STANDING in Somerfield's wine section the other day, just browsing you understand, I had to smile.
There were numerous people looking at the wines on offer and it wasn't difficult to eavesdrop on their conversation.
'The Merlot's not bad but the Pinot Noir's a teeny bit thin. Try that Bulgarian Cabernet, it's got a bit of blackberry in it and the Bulgarian's do tend to turn out a decent red even though their whites have gone down a bit.
'No, not the Spanish, it's far too oaked, and don't touch the Italian on offer, ghastly after taste AND a plastic cork. Personally we're all New World these days, absolutely scrumptious, hard to fault, especially the New Zealand whites. Expensive though, but worth a pound or two more'. And so it went on.
It was like being at one of those wine fairs when people talk about cool breezes bouncing over the hills from the North Atlantic brushing the grapes with a gentle finger or glorious pretention of a similar nature.
Isn't it wonderful? There was a time no self respecting male would be seen lingering anywhere near the wine counter lest people think he was going to buy a case of Babycham. Now you see them all the time fingering bottles of Chardonney and talking knowledgeably about various grape varieties.

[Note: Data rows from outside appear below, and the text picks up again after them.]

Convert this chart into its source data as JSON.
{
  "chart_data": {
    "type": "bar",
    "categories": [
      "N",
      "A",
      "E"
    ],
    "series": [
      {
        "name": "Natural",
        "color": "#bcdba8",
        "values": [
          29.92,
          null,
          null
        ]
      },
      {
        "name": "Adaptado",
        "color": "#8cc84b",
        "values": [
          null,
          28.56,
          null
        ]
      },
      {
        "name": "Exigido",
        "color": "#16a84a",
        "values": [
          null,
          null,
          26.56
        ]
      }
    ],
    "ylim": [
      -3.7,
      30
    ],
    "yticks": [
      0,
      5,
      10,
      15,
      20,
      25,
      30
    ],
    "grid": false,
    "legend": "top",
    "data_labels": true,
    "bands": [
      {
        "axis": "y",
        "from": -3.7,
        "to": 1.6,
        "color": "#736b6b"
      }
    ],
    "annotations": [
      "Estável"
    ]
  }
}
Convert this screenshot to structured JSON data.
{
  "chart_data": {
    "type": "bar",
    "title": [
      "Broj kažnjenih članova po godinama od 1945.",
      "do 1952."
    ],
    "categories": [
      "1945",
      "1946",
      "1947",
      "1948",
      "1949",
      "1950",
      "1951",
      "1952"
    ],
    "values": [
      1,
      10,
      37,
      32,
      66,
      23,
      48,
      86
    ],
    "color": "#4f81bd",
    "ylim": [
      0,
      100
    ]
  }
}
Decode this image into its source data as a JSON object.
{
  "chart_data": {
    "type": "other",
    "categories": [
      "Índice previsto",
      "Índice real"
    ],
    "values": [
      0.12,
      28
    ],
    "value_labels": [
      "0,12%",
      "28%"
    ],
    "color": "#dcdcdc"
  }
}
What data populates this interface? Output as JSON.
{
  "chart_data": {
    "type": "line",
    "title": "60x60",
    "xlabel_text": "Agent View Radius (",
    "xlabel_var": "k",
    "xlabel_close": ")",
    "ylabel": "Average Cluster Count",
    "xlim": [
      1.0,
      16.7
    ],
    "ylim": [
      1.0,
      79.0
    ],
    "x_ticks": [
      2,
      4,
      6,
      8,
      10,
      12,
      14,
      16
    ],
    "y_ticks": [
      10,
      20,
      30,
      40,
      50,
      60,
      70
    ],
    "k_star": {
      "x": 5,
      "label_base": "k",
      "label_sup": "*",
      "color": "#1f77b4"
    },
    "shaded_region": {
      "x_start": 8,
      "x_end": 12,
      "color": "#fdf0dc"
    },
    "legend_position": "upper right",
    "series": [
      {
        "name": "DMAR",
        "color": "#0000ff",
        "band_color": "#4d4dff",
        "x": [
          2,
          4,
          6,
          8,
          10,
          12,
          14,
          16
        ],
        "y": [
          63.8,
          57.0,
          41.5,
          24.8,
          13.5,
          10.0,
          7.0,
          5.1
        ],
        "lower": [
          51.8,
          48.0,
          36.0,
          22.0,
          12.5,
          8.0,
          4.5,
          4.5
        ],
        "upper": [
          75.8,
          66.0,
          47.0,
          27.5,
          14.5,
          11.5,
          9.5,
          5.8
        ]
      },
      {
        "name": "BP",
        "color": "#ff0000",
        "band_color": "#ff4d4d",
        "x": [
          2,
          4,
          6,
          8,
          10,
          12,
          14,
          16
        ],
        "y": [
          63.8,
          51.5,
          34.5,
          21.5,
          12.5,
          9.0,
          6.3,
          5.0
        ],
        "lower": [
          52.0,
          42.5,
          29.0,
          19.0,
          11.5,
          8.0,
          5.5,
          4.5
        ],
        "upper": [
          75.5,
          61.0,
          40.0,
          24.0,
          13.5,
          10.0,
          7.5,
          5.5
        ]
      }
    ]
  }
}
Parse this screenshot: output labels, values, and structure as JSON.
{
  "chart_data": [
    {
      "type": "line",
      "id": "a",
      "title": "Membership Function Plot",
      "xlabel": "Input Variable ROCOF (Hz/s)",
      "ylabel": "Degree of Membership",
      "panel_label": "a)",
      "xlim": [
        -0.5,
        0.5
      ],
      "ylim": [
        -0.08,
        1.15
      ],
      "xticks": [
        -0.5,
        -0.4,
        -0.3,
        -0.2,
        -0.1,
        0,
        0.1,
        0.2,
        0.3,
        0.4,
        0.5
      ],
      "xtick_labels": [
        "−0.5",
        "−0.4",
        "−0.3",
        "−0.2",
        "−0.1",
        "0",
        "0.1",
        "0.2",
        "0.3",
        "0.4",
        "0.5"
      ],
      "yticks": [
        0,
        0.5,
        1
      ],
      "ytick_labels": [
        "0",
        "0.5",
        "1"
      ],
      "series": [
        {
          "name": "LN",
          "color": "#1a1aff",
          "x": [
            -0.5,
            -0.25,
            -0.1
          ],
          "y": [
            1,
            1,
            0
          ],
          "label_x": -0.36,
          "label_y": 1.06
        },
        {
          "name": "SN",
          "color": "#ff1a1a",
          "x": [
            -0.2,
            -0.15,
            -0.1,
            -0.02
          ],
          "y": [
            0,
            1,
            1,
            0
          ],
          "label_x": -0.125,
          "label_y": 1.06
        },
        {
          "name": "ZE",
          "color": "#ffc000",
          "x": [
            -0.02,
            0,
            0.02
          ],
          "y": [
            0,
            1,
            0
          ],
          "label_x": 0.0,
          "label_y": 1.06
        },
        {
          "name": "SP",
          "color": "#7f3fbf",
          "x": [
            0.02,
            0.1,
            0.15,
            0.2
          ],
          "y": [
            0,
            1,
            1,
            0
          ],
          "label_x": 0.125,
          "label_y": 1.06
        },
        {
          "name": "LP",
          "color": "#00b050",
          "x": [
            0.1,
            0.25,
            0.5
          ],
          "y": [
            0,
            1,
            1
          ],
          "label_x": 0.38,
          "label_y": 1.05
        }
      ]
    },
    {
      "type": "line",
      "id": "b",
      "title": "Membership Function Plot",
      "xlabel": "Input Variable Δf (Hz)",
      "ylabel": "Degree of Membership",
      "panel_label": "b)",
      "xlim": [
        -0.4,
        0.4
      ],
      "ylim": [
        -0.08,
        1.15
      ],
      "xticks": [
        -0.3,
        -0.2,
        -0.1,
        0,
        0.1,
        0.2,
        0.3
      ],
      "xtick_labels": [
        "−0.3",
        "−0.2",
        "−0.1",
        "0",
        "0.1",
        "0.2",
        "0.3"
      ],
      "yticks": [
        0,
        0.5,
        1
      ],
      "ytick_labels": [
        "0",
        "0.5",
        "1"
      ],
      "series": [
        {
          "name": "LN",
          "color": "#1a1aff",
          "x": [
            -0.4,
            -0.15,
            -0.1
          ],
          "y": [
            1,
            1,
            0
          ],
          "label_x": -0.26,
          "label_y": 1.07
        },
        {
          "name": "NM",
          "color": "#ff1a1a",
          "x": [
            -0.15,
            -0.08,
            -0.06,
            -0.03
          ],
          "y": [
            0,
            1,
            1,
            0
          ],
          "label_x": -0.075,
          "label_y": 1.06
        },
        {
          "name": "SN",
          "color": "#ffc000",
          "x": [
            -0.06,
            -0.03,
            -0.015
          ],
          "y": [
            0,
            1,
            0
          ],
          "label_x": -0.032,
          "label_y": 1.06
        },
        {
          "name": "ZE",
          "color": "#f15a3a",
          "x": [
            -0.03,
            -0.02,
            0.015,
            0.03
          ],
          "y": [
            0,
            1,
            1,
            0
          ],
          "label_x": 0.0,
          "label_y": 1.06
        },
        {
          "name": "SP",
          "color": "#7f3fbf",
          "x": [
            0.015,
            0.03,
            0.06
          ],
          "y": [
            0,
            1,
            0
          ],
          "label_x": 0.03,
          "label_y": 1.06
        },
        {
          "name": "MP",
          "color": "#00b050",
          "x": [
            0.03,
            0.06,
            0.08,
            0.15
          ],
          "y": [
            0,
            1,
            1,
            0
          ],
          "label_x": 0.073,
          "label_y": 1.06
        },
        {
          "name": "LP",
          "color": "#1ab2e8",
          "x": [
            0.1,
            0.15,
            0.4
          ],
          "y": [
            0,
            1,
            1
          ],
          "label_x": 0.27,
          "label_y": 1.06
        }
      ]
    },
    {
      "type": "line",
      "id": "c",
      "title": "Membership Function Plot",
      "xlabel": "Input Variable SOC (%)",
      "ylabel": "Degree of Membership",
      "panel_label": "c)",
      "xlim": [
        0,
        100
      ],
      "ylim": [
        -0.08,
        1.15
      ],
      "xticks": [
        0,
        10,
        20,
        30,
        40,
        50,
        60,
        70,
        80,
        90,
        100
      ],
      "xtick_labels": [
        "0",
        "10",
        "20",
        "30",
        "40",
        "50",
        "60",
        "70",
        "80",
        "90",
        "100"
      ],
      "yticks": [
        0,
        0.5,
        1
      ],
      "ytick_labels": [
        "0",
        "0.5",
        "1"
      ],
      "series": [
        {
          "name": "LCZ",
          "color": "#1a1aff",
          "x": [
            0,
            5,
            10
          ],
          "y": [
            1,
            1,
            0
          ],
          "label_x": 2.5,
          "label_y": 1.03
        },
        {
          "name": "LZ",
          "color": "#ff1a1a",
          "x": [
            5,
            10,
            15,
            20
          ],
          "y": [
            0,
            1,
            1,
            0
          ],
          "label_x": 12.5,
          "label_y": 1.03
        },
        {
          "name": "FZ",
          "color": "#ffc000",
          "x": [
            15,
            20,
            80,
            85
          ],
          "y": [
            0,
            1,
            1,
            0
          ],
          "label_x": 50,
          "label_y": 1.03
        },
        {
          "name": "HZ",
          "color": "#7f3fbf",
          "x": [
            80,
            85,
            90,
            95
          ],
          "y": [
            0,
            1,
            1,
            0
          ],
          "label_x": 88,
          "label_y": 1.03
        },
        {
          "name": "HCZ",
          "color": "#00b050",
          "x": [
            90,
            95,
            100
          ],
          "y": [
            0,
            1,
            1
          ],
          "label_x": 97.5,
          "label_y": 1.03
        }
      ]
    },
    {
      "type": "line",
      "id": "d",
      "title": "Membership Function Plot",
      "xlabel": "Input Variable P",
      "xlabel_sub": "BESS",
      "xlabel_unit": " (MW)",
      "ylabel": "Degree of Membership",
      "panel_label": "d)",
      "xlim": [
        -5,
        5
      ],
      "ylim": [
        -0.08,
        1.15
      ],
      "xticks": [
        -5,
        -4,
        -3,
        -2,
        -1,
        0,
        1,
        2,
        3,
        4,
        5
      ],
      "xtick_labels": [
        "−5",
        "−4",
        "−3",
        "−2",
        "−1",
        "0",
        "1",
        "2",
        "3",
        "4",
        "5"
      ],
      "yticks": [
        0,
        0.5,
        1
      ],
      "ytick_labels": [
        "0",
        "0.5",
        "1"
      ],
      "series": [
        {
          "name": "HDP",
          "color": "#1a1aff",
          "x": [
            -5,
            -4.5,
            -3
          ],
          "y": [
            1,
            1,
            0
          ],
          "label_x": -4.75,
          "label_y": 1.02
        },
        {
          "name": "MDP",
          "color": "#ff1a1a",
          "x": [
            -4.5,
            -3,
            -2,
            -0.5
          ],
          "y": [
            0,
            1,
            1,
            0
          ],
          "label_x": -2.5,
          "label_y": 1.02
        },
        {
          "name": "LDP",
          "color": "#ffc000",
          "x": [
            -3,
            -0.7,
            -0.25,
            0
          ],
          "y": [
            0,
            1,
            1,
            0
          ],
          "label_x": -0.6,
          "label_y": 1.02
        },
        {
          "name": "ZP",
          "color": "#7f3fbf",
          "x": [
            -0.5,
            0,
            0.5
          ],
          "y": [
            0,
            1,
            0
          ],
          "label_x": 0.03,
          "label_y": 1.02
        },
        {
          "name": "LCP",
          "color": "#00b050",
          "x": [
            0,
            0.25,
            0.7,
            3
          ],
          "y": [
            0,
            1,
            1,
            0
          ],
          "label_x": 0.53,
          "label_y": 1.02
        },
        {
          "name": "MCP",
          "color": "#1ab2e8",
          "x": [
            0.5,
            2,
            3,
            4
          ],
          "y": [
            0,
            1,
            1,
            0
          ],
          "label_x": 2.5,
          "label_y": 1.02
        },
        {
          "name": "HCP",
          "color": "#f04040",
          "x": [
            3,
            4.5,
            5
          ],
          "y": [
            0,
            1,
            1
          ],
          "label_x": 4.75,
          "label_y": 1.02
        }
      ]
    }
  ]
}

Years ago the only wine men were likely to come home with was something called 'British wine' a name which has no doubt haunted all those people who now produce perfectly drinkable wines from grapes grown in this country and consequently have had to call it English, Scottish, Welsh, Irish or Cornish wine.
Worst
One always suspected that a lot of British wine was imported in giant casks from France and was of a quality which no self respecting French person would dream of using even to cook the toughest old bullock in. Today, and it has to be said, the worst of the cheap wine still comes from France, while other wine-producing countries can somehow produce drinkable wine for under a fiver.
The week before Christmas is a dangerous time for me because I have to avoid all those temptations.
Firstly there is a temptation to buy something festive to wear. The shops are always full of them, aren't they? Tops and skirts and trousers with glittery Santas and sleighs on them, cheeky sequined reindeer peering from behind Christmas trees on black velvet tops. Pillar box red sweaters with bits of fur round the neck and cuffs. Basically, anything that is going to look very silly on January 6.
Then there's the temptation of the reduced giant salmon. Every year I tell myself we don't need any more food, Certainly not an enormous whole salmon which is going to reach its sell by date any moment now and will need cooking as soon as it gets home. However cheap it is, and at the last moment it can be very cheap, under no circumstances will I buy one.
Next thing you know I'm walking down the road with a large fish under my arm with no idea how it got there.
Last year I avoided the giant salmon trap by going to Germany for Christmas, which didn't stop me having to be dragged forcibly away from the fish section of a German supermarket by my daughter as I attempted to wrestle a very large fish (I think it was a pike) into the trolley.
She couldn't talk, she'd already nabbed two very much reduced geese even though we'd already bought one the day before, making us the only three goose family on the block. Well, there's not much on a goose, so we had one each.
Challenge
This year I'm really going to have to hold myself back because our big freezer has packed up and getting a sprat into the freezer section of the fridge is going to be more than a challenge, the giant salmon wouldn't stand a chance unless minced. The odd thing is, I don't really like salmon all that much, certainly not enough to want to consume a whole one.
I think I get these last minute impulses from my father. He was, my mother said, prone to bringing home huge teddy bears bought at the last moment as the toy shops were closing and he was on his way home from the Christmas party.
Once he decided to varnish the bannister rails on Christmas Eve, and consequently everyone who arrived on Christmas day had to be prised off the stairs.
He once bought two Christmas trees because they were the only ones left and the man let him have them half price. Sent out for vegetables he bought a whole sack of sprouts.
Speaking as one who has to peel a similar amount of pickling onions before Monday, I know the feeling well.
It only remains for me to wish all readers a very Merry Christmas and to thank them all for their cards, for Peter who has found me some decent bacon, for the nice German lady who sent me a postcard from Vaale in Germany telling me the German word for vegetarian after I said I couldn't find it, and which is actually vegetarier, and for all those who read the column on the web site and send e-mails from many parts of the world.
Best wishes from the cats too, who are no doubt at home now planning another assault on the tree.